Thursday, January 29, 2009

The Dwelling Place of God

When Solomon was dedicating the newly-built Temple - he asked this question in the midst of his prayer: "But will God really dwell on earth with men?" He goes on to explain that even the highest heavens cannot contain God - so how can we expect Him to be contained in a Temple...

It's a great question - that can be answered in two ways: the Omnipresence of God and the Incarnation of Jesus.

Omnipresence means that God is everywhere at all times. There is nothing that can contain him. While he has a form (or more specifically - while he can take a form), he is not limited by time or space as we are. This is not to be confused with the Eastern religious belief that God is in everything - but simply that God cannot be contained in anything - especially considering that he made everything we know.

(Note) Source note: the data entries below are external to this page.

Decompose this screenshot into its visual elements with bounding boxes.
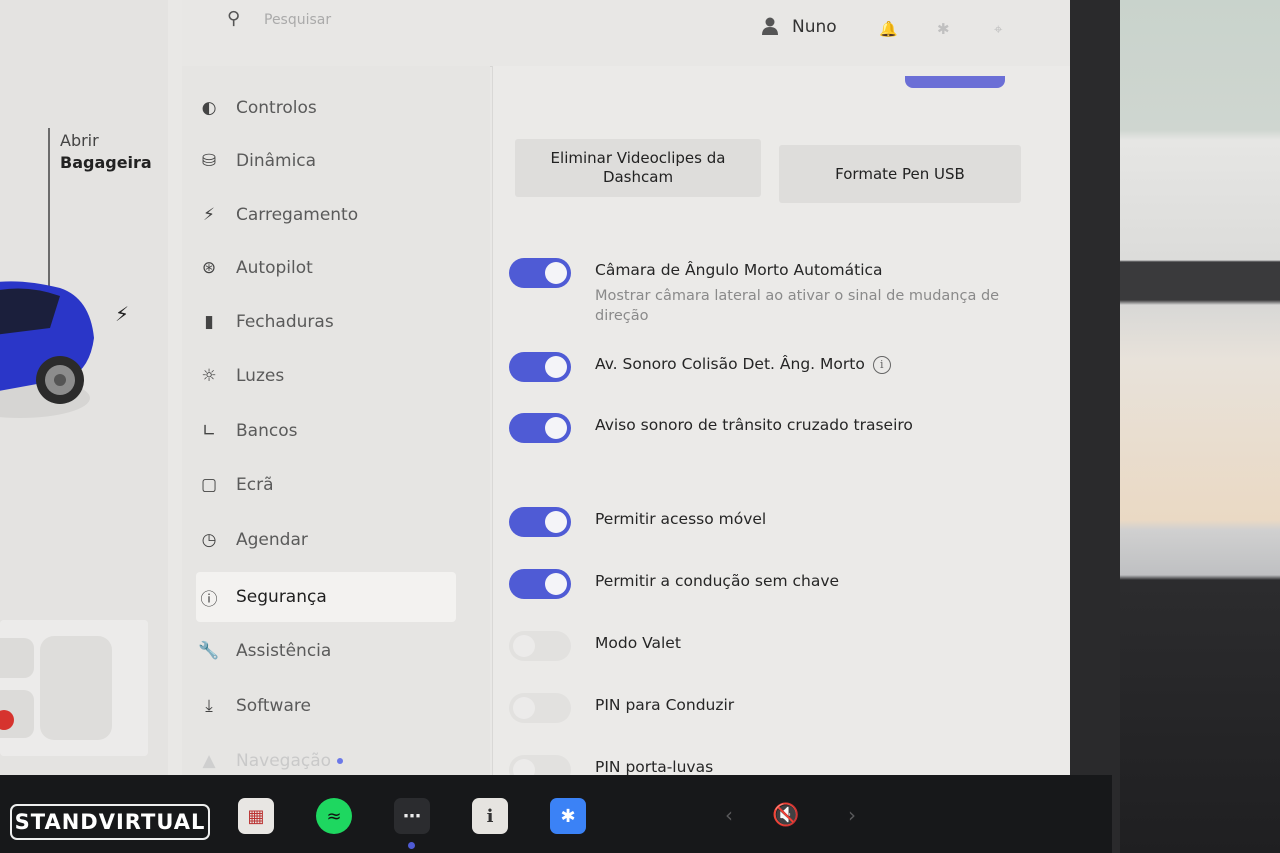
valet-mode-toggle[interactable] xyxy=(509,631,571,661)
sidebar-item-label: Navegação xyxy=(236,751,332,771)
touchscreen: Abrir Bagageira ⚡ ⚲ Nuno 🔔 ✱ xyxy=(0,0,1070,775)
mobile-access-toggle[interactable] xyxy=(509,507,571,537)
sidebar-item-label: Luzes xyxy=(236,366,285,386)
sidebar-item-label: Agendar xyxy=(236,530,308,550)
sidebar-item-software[interactable]: ⤓ Software xyxy=(196,683,456,729)
search-input[interactable] xyxy=(262,8,566,32)
sidebar-item-autopilot[interactable]: ⊛ Autopilot xyxy=(196,245,456,291)
download-icon: ⤓ xyxy=(205,696,213,716)
navigation-icon: ▲ xyxy=(202,751,216,771)
security-settings-panel: Eliminar Videoclipes da Dashcam Formate … xyxy=(492,66,1070,775)
blind-spot-chime-toggle[interactable] xyxy=(509,352,571,382)
car-icon: ⛁ xyxy=(201,151,217,171)
alarm-icon: ◷ xyxy=(201,530,217,550)
setting-label-row: Av. Sonoro Colisão Det. Âng. Morto i xyxy=(595,355,891,374)
alert-circle-icon: ⓘ xyxy=(200,589,218,610)
sidebar-item-dinamica[interactable]: ⛁ Dinâmica xyxy=(196,138,456,184)
glovebox-pin-toggle[interactable] xyxy=(509,755,571,775)
update-dot xyxy=(337,758,344,764)
sidebar-item-agendar[interactable]: ◷ Agendar xyxy=(196,517,456,563)
setting-label: Av. Sonoro Colisão Det. Âng. Morto xyxy=(595,355,865,373)
seat-heater-map[interactable] xyxy=(0,620,148,756)
sidebar-item-fechaduras[interactable]: ▮ Fechaduras xyxy=(196,299,456,345)
format-usb-button[interactable]: Formate Pen USB xyxy=(779,145,1021,203)
volume-muted-icon[interactable]: 🔇 xyxy=(772,803,799,828)
car-panel: Abrir Bagageira ⚡ xyxy=(0,0,168,775)
sidebar-item-label: Bancos xyxy=(236,421,298,441)
sidebar-item-ecra[interactable]: ▢ Ecrã xyxy=(196,462,456,508)
sidebar-item-label: Carregamento xyxy=(236,205,359,225)
setting-label: Permitir acesso móvel xyxy=(595,510,767,528)
setting-label: Permitir a condução sem chave xyxy=(595,572,840,590)
spotify-icon[interactable]: ≈ xyxy=(316,798,352,834)
sidebar-item-label: Assistência xyxy=(236,641,332,661)
lock-icon: ▮ xyxy=(204,312,214,332)
notification-bell-icon[interactable]: 🔔 xyxy=(879,20,898,38)
manual-icon[interactable]: i xyxy=(472,798,508,834)
charge-port-icon[interactable]: ⚡ xyxy=(115,302,129,326)
seat-icon: ∟ xyxy=(201,421,217,441)
light-icon: ☼ xyxy=(201,366,217,386)
sidebar-item-assistencia[interactable]: 🔧 Assistência xyxy=(196,628,456,674)
info-icon[interactable]: i xyxy=(872,355,891,374)
car-window-background xyxy=(1112,0,1280,853)
sidebar-item-controlos[interactable]: ◐ Controlos xyxy=(196,85,456,131)
user-icon[interactable] xyxy=(760,16,780,36)
sidebar-item-label: Autopilot xyxy=(236,258,313,278)
sidebar-item-carregamento[interactable]: ⚡ Carregamento xyxy=(196,192,456,238)
settings-sidebar: ◐ Controlos ⛁ Dinâmica ⚡ Carregamento ⊛ … xyxy=(182,66,490,775)
wifi-icon[interactable]: ⌖ xyxy=(994,20,1002,38)
pin-to-drive-toggle[interactable] xyxy=(509,693,571,723)
open-trunk-button[interactable]: Abrir Bagageira xyxy=(60,130,152,174)
app-dock: STANDVIRTUAL ▦ ≈ ⋯ i ✱ ‹ 🔇 › xyxy=(0,775,1112,853)
setting-label: Modo Valet xyxy=(595,634,681,652)
sidebar-item-label: Controlos xyxy=(236,98,317,118)
setting-label: Câmara de Ângulo Morto Automática xyxy=(595,261,883,279)
more-apps-icon[interactable]: ⋯ xyxy=(394,798,430,834)
sidebar-item-label: Segurança xyxy=(236,587,327,607)
open-trunk-label: Abrir xyxy=(60,131,99,150)
trunk-label: Bagageira xyxy=(60,153,152,172)
sidebar-item-seguranca[interactable]: ⓘ Segurança xyxy=(196,572,456,622)
sidebar-item-bancos[interactable]: ∟ Bancos xyxy=(196,408,456,454)
bluetooth-status-icon[interactable]: ✱ xyxy=(937,20,950,38)
steering-wheel-icon: ⊛ xyxy=(201,258,217,278)
rear-cross-traffic-toggle[interactable] xyxy=(509,413,571,443)
standvirtual-watermark: STANDVIRTUAL xyxy=(10,804,210,840)
setting-label: PIN porta-luvas xyxy=(595,758,714,775)
volume-down-chevron-icon[interactable]: ‹ xyxy=(725,803,733,827)
sidebar-item-label: Ecrã xyxy=(236,475,274,495)
toybox-icon[interactable]: ▦ xyxy=(238,798,274,834)
setting-description: Mostrar câmara lateral ao ativar o sinal… xyxy=(595,288,1000,324)
user-name[interactable]: Nuno xyxy=(792,17,837,37)
wrench-icon: 🔧 xyxy=(198,641,220,661)
bolt-icon: ⚡ xyxy=(203,205,215,225)
setting-label: PIN para Conduzir xyxy=(595,696,735,714)
top-bar: ⚲ Nuno 🔔 ✱ ⌖ xyxy=(182,0,1070,67)
blind-spot-camera-toggle[interactable] xyxy=(509,258,571,288)
scroll-indicator xyxy=(905,76,1005,88)
sidebar-item-label: Dinâmica xyxy=(236,151,317,171)
keyless-driving-toggle[interactable] xyxy=(509,569,571,599)
volume-up-chevron-icon[interactable]: › xyxy=(848,803,856,827)
delete-dashcam-clips-button[interactable]: Eliminar Videoclipes da Dashcam xyxy=(515,139,761,197)
sidebar-item-navegacao[interactable]: ▲ Navegação xyxy=(196,738,456,775)
car-model-image xyxy=(0,281,94,418)
display-icon: ▢ xyxy=(200,475,218,495)
sidebar-item-luzes[interactable]: ☼ Luzes xyxy=(196,353,456,399)
sidebar-item-label: Fechaduras xyxy=(236,312,334,332)
active-app-indicator xyxy=(408,842,415,849)
bluetooth-icon[interactable]: ✱ xyxy=(550,798,586,834)
search-icon[interactable]: ⚲ xyxy=(227,8,240,29)
setting-label: Aviso sonoro de trânsito cruzado traseir… xyxy=(595,416,913,434)
toggle-icon: ◐ xyxy=(201,98,217,118)
sidebar-item-label: Software xyxy=(236,696,311,716)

The Incarnation is a theological term meaning that Jesus came down from Heaven and chose to live among us in the form of a human. I often say that Jesus is 100% God and 100% human - even though I don't fully understand how - that's what I believe (based on the Bible and centuries of Christian thought).

So to answer Solomon's question: Yes - God will choose to live among us! He has - he still is - and in the end - he will permanently make his dwelling place here - in the New Jerusalem - on the newly re-created earth. Praise be to God!

2 comments:

Anonymous said...

Perhaps the most wonderful blessing given to NT saints (besides that of salvation) is that NT saints no longer have need of tabernacles, nor temples, nor even priestly orders wherein God’s presence may be revealed and/or through which we must approach Him. Christ’s death on the cross changed all of that.

Whereas Moses built a tabernacle and Solomon built a temple within which God could establish His presence among His people, Paul tells us in 1 Corinthians 3:16 that because of Christ’s death on the cross those who believe become God’s temple: “Know [you] not that [you] are the temple of God, and that the Spirit of God [dwells] in you?” And again in 1 Corinthians 6:19, “...know [you] not that your body is the temple of the Holy Ghost which is in you, which [you] have of God, and [you] are not your own? For [you] are bought with a price: therefore glorify God in your body, and in your spirit, which are God’s.” And, just in case we’ve missed the point, Paul tells us again in 2 Corinthians 6:16. “For [you] are the temple of the living God.”

The writer of Exodus tells us in 40:34 that when the tabernacle had been completed “the glory of the Lord filled the tabernacle.” And when Solomon dedicated the temple we are told in 1 Kings 8:11, “for the glory of the Lord had filled the house of the Lord.” And again in 2 Chronicles 7:1, "...and the glory of the Lord filled the house.” Paul tells us in Ephesians 2:13-14 that not only are believers indwelled with the Holy Spirit at conversion but, we are “sealed with that holy Spirit of promise, which is the earnest of our inheritance until the redemption of the purchased possession...” It can therefore be said, I believe, that each born again Christian has been “filled” with the “glory of the Lord” just as surely as were the tabernacle and the temple.

And Solomon’s prayer of dedication for the temple he built is, in part, I believe, a prayer that is meant for and applies equally as well to every believer who has become a temple for the living God (2 Chronicles 6:19-20): “Have respect therefore to the prayer of thy servant, and to his supplication, O Lord my God, to hearken unto the cry and the prayer which thy servant [prays] before thee: that thine eyes may be open upon this house day and night, upon the place whereof thou hast said that thou [would] put they name there...hear thou from thy dwelling place, even from heaven, and when thou [hears] forgive.”

Having been sanctified and set apart from the world as one of His children, and sealed with the Holy Spirit of promise, we can pray that His eyes are upon us day and night because it is upon each born again Christian that He has put His holy name. So. Does God live among us? Even more so. He lives within us!!!

Pastor Ben said...

Rob - thanks for your comments here. I absolutely agree that God lives within each believer - thanks for all the scriptures to back that up.